Контрреволюция и бунт
Шрифт:
Дух современной фантастики — это, по сути, дух рыцарства, вновь воспринимаемый всерьез и получающий истинное содержание. Случайный характер внешнего существования изменился на стабильный, безопасный порядок гражданского общества и государства, так что теперь полиция, суды, армия и правительство занимают место тех химерических объектов, которые рыцарь рыцарства предложил себе. По этой причине рыцарский характер героев, которые играют свои роли в наших современных романах, изменен. Они предстают перед нами как индивидуумы, чьи субъективные цели любви, чести, честолюбия или идеи мировых реформ сталкиваются с этим установленным порядком и обычной прозой жизни, которые создают препятствия со всех сторон. В результате субъективные желания и требования поднимаются до непостижимых высот. Каждый оказывается лицом к лицу с заколдованным (verzauberte, мистифицированным) миром —
Конечно, есть конфликты и решения, которые специфически буржуазны, чужды предыдущим историческим периодам (см.
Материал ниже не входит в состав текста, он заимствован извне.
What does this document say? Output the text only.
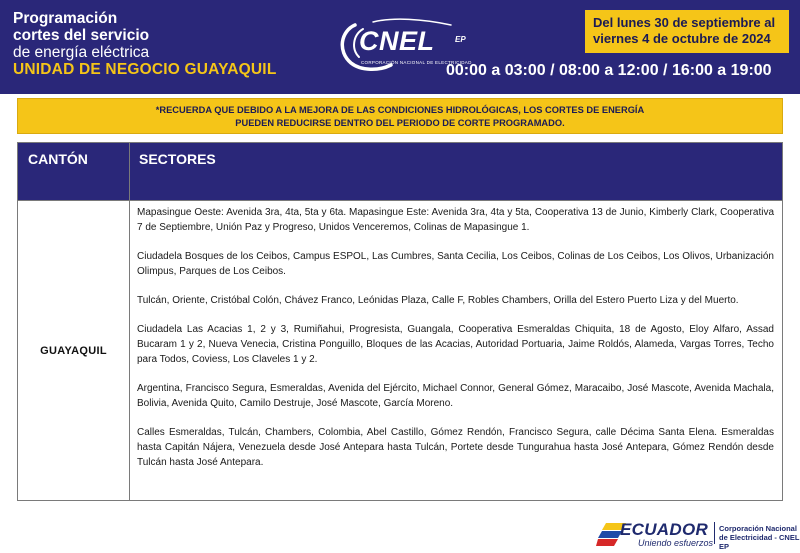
Programación
cortes del servicio
de energía eléctrica
UNIDAD DE NEGOCIO GUAYAQUIL
CNEL	EP
CORPORACIÓN NACIONAL DE ELECTRICIDAD
Del lunes 30 de septiembre al
viernes 4 de octubre de 2024
00:00 a 03:00 / 08:00 a 12:00 / 16:00 a 19:00
*RECUERDA QUE DEBIDO A LA MEJORA DE LAS CONDICIONES HIDROLÓGICAS, LOS CORTES DE ENERGÍA
PUEDEN REDUCIRSE DENTRO DEL PERIODO DE CORTE PROGRAMADO.
CANTÓN	SECTORES
GUAYAQUIL

Mapasingue Oeste: Avenida 3ra, 4ta, 5ta y 6ta. Mapasingue Este: Avenida 3ra, 4ta y 5ta, Cooperativa 13 de Junio, Kimberly Clark, Cooperativa 7 de Septiembre, Unión Paz y Progreso, Unidos Venceremos, Colinas de Mapasingue 1.

Ciudadela Bosques de los Ceibos, Campus ESPOL, Las Cumbres, Santa Cecilia, Los Ceibos, Colinas de Los Ceibos, Los Olivos, Urbanización Olimpus, Parques de Los Ceibos.

Tulcán, Oriente, Cristóbal Colón, Chávez Franco, Leónidas Plaza, Calle F, Robles Chambers, Orilla del Estero Puerto Liza y del Muerto.

Ciudadela Las Acacias 1, 2 y 3, Rumiñahui, Progresista, Guangala, Cooperativa Esmeraldas Chiquita, 18 de Agosto, Eloy Alfaro, Assad Bucaram 1 y 2, Nueva Venecia, Cristina Ponguillo, Bloques de las Acacias, Autoridad Portuaria, Jaime Roldós, Alameda, Vargas Torres, Techo para Todos, Coviess, Los Claveles 1 y 2.

Argentina, Francisco Segura, Esmeraldas, Avenida del Ejército, Michael Connor, General Gómez, Maracaibo, José Mascote, Avenida Machala, Bolivia, Avenida Quito, Camilo Destruje, José Mascote, García Moreno.

Calles Esmeraldas, Tulcán, Chambers, Colombia, Abel Castillo, Gómez Rendón, Francisco Segura, calle Décima Santa Elena. Esmeraldas hasta Capitán Nájera, Venezuela desde José Antepara hasta Tulcán, Portete desde Tungurahua hasta José Antepara, Gómez Rendón desde Tulcán hasta José Antepara.

ECUADOR
Uniendo esfuerzos
Corporación Nacional
de Electricidad - CNEL EP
Дефо, Лессинг, Флобер, Диккенс, Ибсен, Томас Манн), но их специфический характер наполнен универсальным значением. Точно так же, являются ли Тристан, Парсиваль, Зигфрид просто феодальными рыцарями, судьба которых просто обусловлена феодальным кодексом? Очевидно, что классовое содержание присутствует, но оно становится прозрачным как условие и как мечта человечества: конфликт и примирение между человеком и человеком, человеком и природой — чудо эстетической формы. В конкретном содержании появляется другое измерение, где (феодальные и) буржуазные мужчины и женщины воплощают человека вида: человеческое существо.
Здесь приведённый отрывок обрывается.